After the ashes are placed into an appropriate container they should be dowsed with water and the lid should be tightly sealed. The container should be located outside 10 feet away from your home, deck, woodpile, etc. It should not be placed on anything flammable or inside of your garage. Keep in mind that hot coals insulated by ashes can stay hot for days and then reignite with an adequate air supply or simple breeze. Always use extreme caution and be sure they are completely cool before removing them from the container.
With the winter weather causing rising water levels please keep these flood safety tips in mind.

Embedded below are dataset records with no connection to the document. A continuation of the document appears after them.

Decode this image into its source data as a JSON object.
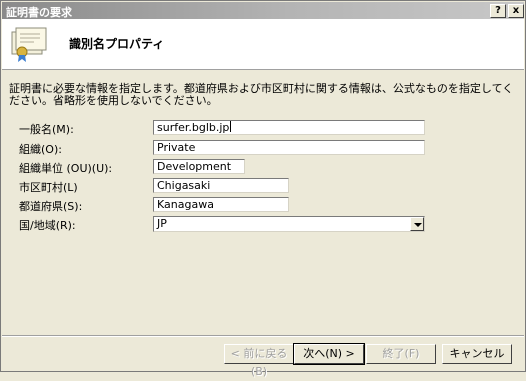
{
  "window": {
    "title": "証明書の要求",
    "help_glyph": "?",
    "close_glyph": "x"
  },
  "header": {
    "title": "識別名プロパティ"
  },
  "description": "証明書に必要な情報を指定します。都道府県および市区町村に関する情報は、公式なものを指定してください。省略形を使用しないでください。",
  "fields": [
    {
      "label": "一般名(M):",
      "value": "surfer.bglb.jp"
    },
    {
      "label": "組織(O):",
      "value": "Private"
    },
    {
      "label": "組織単位 (OU)(U):",
      "value": "Development"
    },
    {
      "label": "市区町村(L)",
      "value": "Chigasaki"
    },
    {
      "label": "都道府県(S):",
      "value": "Kanagawa"
    }
  ],
  "country": {
    "label": "国/地域(R):",
    "selected": "JP"
  },
  "buttons": {
    "back": "< 前に戻る(B)",
    "next": "次へ(N) >",
    "finish": "終了(F)",
    "cancel": "キャンセル"
  }
}
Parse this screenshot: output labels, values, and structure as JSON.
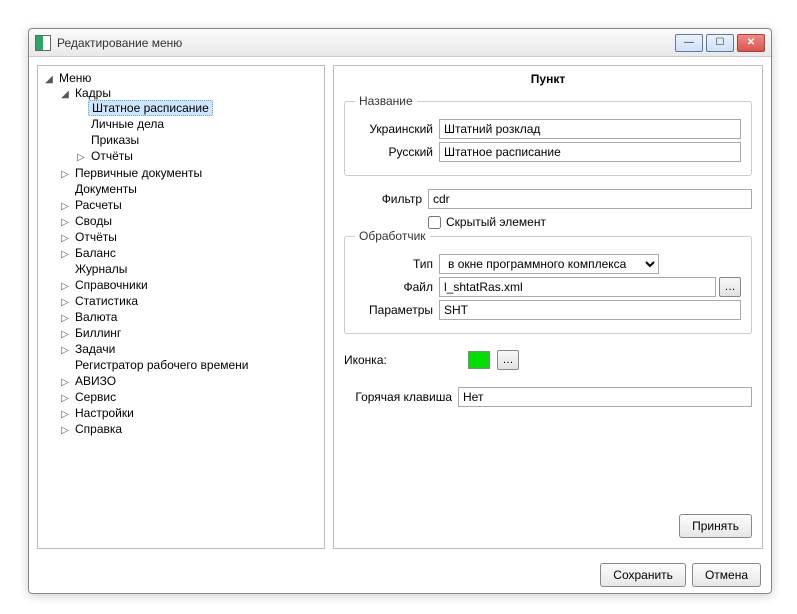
{
  "window": {
    "title": "Редактирование меню"
  },
  "tree": {
    "root": "Меню",
    "n0": "Кадры",
    "n0_0": "Штатное расписание",
    "n0_1": "Личные дела",
    "n0_2": "Приказы",
    "n0_3": "Отчёты",
    "n1": "Первичные документы",
    "n2": "Документы",
    "n3": "Расчеты",
    "n4": "Своды",
    "n5": "Отчёты",
    "n6": "Баланс",
    "n7": "Журналы",
    "n8": "Справочники",
    "n9": "Статистика",
    "n10": "Валюта",
    "n11": "Биллинг",
    "n12": "Задачи",
    "n13": "Регистратор рабочего времени",
    "n14": "АВИЗО",
    "n15": "Сервис",
    "n16": "Настройки",
    "n17": "Справка"
  },
  "pane": {
    "header": "Пункт",
    "name_legend": "Название",
    "ukr_label": "Украинский",
    "ukr_value": "Штатний розклад",
    "rus_label": "Русский",
    "rus_value": "Штатное расписание",
    "filter_label": "Фильтр",
    "filter_value": "cdr",
    "hidden_label": "Скрытый элемент",
    "handler_legend": "Обработчик",
    "type_label": "Тип",
    "type_value": "в окне программного комплекса",
    "file_label": "Файл",
    "file_value": "l_shtatRas.xml",
    "params_label": "Параметры",
    "params_value": "SHT",
    "icon_label": "Иконка:",
    "icon_color": "#00dd00",
    "hotkey_label": "Горячая клавиша",
    "hotkey_value": "Нет",
    "accept": "Принять"
  },
  "footer": {
    "save": "Сохранить",
    "cancel": "Отмена"
  }
}
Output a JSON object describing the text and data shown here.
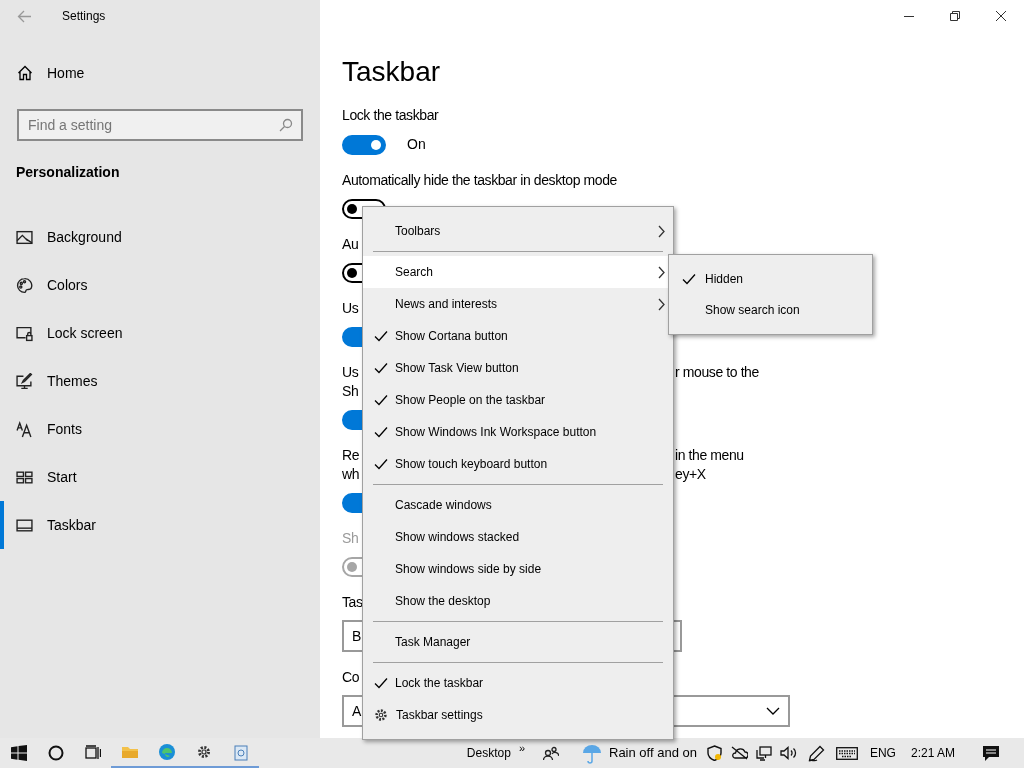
{
  "window": {
    "title": "Settings"
  },
  "sidebar": {
    "home": "Home",
    "search": {
      "placeholder": "Find a setting"
    },
    "section": "Personalization",
    "items": [
      {
        "label": "Background",
        "selected": false
      },
      {
        "label": "Colors",
        "selected": false
      },
      {
        "label": "Lock screen",
        "selected": false
      },
      {
        "label": "Themes",
        "selected": false
      },
      {
        "label": "Fonts",
        "selected": false
      },
      {
        "label": "Start",
        "selected": false
      },
      {
        "label": "Taskbar",
        "selected": true
      }
    ]
  },
  "page": {
    "title": "Taskbar",
    "settings": [
      {
        "lines": [
          {
            "left": "Lock the taskbar"
          }
        ],
        "disabled": false,
        "control": {
          "kind": "toggle",
          "on": true,
          "state_text": "On"
        }
      },
      {
        "lines": [
          {
            "left": "Automatically hide the taskbar in desktop mode"
          }
        ],
        "disabled": false,
        "control": {
          "kind": "toggle",
          "on": false
        }
      },
      {
        "lines": [
          {
            "left": "Au"
          }
        ],
        "disabled": false,
        "control": {
          "kind": "toggle",
          "on": false
        }
      },
      {
        "lines": [
          {
            "left": "Us"
          }
        ],
        "disabled": false,
        "control": {
          "kind": "toggle",
          "on": true
        }
      },
      {
        "lines": [
          {
            "left": "Us",
            "right": "r mouse to the"
          },
          {
            "left": "Sh"
          }
        ],
        "disabled": false,
        "control": {
          "kind": "toggle",
          "on": true
        }
      },
      {
        "lines": [
          {
            "left": "Re",
            "right": "in the menu"
          },
          {
            "left": "wh",
            "right": "ey+X"
          }
        ],
        "disabled": false,
        "control": {
          "kind": "toggle",
          "on": true
        }
      },
      {
        "lines": [
          {
            "left": "Sh"
          }
        ],
        "disabled": true,
        "control": {
          "kind": "toggle",
          "on": false
        }
      },
      {
        "lines": [
          {
            "left": "Tas"
          }
        ],
        "disabled": false,
        "control": {
          "kind": "dropdown",
          "value": "B",
          "wide": false
        }
      },
      {
        "lines": [
          {
            "left": "Co"
          }
        ],
        "disabled": false,
        "control": {
          "kind": "dropdown",
          "value": "A",
          "wide": true
        }
      }
    ]
  },
  "context_menu": {
    "sections": [
      [
        {
          "label": "Toolbars",
          "kind": "submenu",
          "checked": false,
          "selected": false
        }
      ],
      [
        {
          "label": "Search",
          "kind": "submenu",
          "checked": false,
          "selected": true
        },
        {
          "label": "News and interests",
          "kind": "submenu",
          "checked": false,
          "selected": false
        },
        {
          "label": "Show Cortana button",
          "kind": "command",
          "checked": true,
          "selected": false
        },
        {
          "label": "Show Task View button",
          "kind": "command",
          "checked": true,
          "selected": false
        },
        {
          "label": "Show People on the taskbar",
          "kind": "command",
          "checked": true,
          "selected": false
        },
        {
          "label": "Show Windows Ink Workspace button",
          "kind": "command",
          "checked": true,
          "selected": false
        },
        {
          "label": "Show touch keyboard button",
          "kind": "command",
          "checked": true,
          "selected": false
        }
      ],
      [
        {
          "label": "Cascade windows",
          "kind": "command",
          "checked": false,
          "selected": false
        },
        {
          "label": "Show windows stacked",
          "kind": "command",
          "checked": false,
          "selected": false
        },
        {
          "label": "Show windows side by side",
          "kind": "command",
          "checked": false,
          "selected": false
        },
        {
          "label": "Show the desktop",
          "kind": "command",
          "checked": false,
          "selected": false
        }
      ],
      [
        {
          "label": "Task Manager",
          "kind": "command",
          "checked": false,
          "selected": false
        }
      ],
      [
        {
          "label": "Lock the taskbar",
          "kind": "command",
          "checked": true,
          "selected": false
        },
        {
          "label": "Taskbar settings",
          "kind": "settings",
          "selected": false
        }
      ]
    ],
    "submenu": [
      {
        "label": "Hidden",
        "checked": true
      },
      {
        "label": "Show search icon",
        "checked": false
      }
    ]
  },
  "taskbar": {
    "desktop": "Desktop",
    "chevron": "»",
    "weather": "Rain off and on",
    "language": "ENG",
    "time": "2:21 AM"
  }
}
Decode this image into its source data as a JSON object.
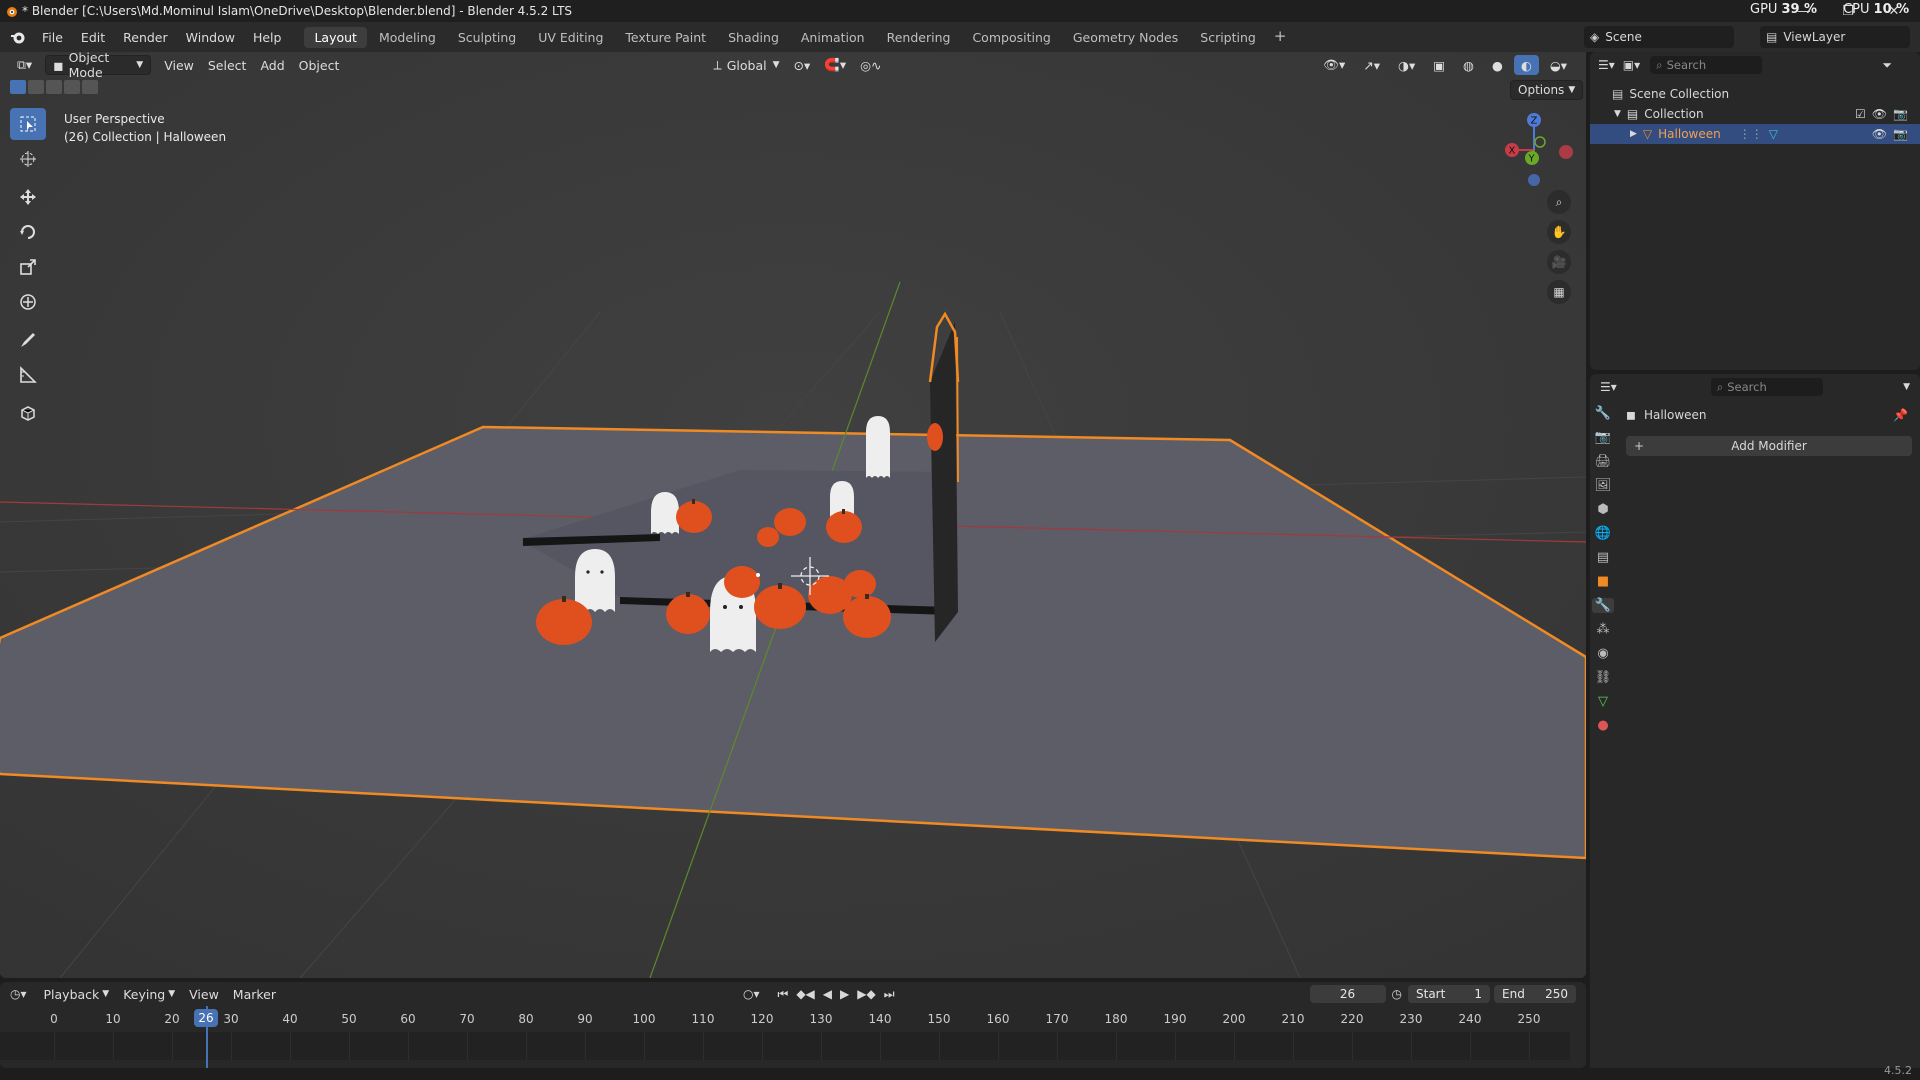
{
  "window": {
    "title": "* Blender [C:\\Users\\Md.Mominul Islam\\OneDrive\\Desktop\\Blender.blend] - Blender 4.5.2 LTS",
    "gpu_label": "GPU",
    "gpu_value": "39 %",
    "cpu_label": "CPU",
    "cpu_value": "10 %"
  },
  "menu": [
    "File",
    "Edit",
    "Render",
    "Window",
    "Help"
  ],
  "workspaces": [
    "Layout",
    "Modeling",
    "Sculpting",
    "UV Editing",
    "Texture Paint",
    "Shading",
    "Animation",
    "Rendering",
    "Compositing",
    "Geometry Nodes",
    "Scripting"
  ],
  "active_workspace": "Layout",
  "scene": {
    "label": "Scene",
    "view_layer": "ViewLayer"
  },
  "viewport_header": {
    "mode": "Object Mode",
    "menus": [
      "View",
      "Select",
      "Add",
      "Object"
    ],
    "orientation": "Global",
    "options": "Options"
  },
  "viewport": {
    "perspective": "User Perspective",
    "context": "(26) Collection | Halloween",
    "gizmo": {
      "x": "X",
      "y": "Y",
      "z": "Z"
    }
  },
  "outliner": {
    "search_placeholder": "Search",
    "scene_collection": "Scene Collection",
    "collection": "Collection",
    "object": "Halloween"
  },
  "properties": {
    "search_placeholder": "Search",
    "object_name": "Halloween",
    "add_modifier": "Add Modifier"
  },
  "timeline": {
    "menus": [
      "Playback",
      "Keying",
      "View",
      "Marker"
    ],
    "current_frame": "26",
    "start_label": "Start",
    "start_value": "1",
    "end_label": "End",
    "end_value": "250",
    "ticks": [
      "0",
      "10",
      "20",
      "30",
      "40",
      "50",
      "60",
      "70",
      "80",
      "90",
      "100",
      "110",
      "120",
      "130",
      "140",
      "150",
      "160",
      "170",
      "180",
      "190",
      "200",
      "210",
      "220",
      "230",
      "240",
      "250"
    ],
    "playhead": "26"
  },
  "status": {
    "version": "4.5.2"
  },
  "colors": {
    "accent": "#4772b3",
    "selection_orange": "#f08a24",
    "pumpkin": "#e0501e",
    "ghost": "#f2f2f2"
  }
}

* Listen to a NOAA Weather Radio for flood warnings and the National Weather Service for other important weather information
* Develop an evacuation plan to move to higher ground, and make sure everyone in your family is familiar with it
* Have an emergency kit in case you lose power or water. Click here for a list of these supplies
* Never touch anything that is plugged in with wet hands or if standing in water
* NEVER attempt to cross any water or drive on flooded roadways. You never know exactly how deep it is or what is underneath. It only takes 6 inches of water to knock over an adult, and 2 feet of rushing water to carry away a car including trucks and SUV's
* Do not go in any rooms where water is covering electrical outlets or cords that are plugged in
* Be especially cautious at night when you have poor visibility
* Watch out for downed power lines
* Be cautious and prevent fire related hazards by: Using generators and alternative heating devices properly, watching out for any kind of leaking gas, and not using appliances that have come in contact with water. For more flood safety tips click here
|Fire Service Appreciation Day|
In January 2009, Governor Ted Kulongoski issued a proclamation designating January 27th as Fire Service Appreciation Day here in Oregon. The proclamation recognizes all members of the Oregon fire service who keep our communities safe from fire by stopping fires before they start through prevention, suppressing fires after they start, and by investigating fires to determine their cause. The Governor encourages communities throughout the state to show their appreciation by recognizing members of their local fire departments and districts for their dedication, commitment and sacrifice.
On January 27, 2012 the Oregon Office of State Fire Marshal (OFSM) will host a Fire Service Appreciation Day at the OSFM headquarters. Members of the fire service and general public are invited to come and recognize members of the fire service for their work in 2012.
Portland Fire & Rescue (PF&R) is the largest fire agency in the State of Oregon with 755 employees and serves a population of 582,000. In 2010, PF&R responded to 65,403 emergency incidents, consistently demonstrating its commitment to be Always Ready, Always There for the citizens of Portland.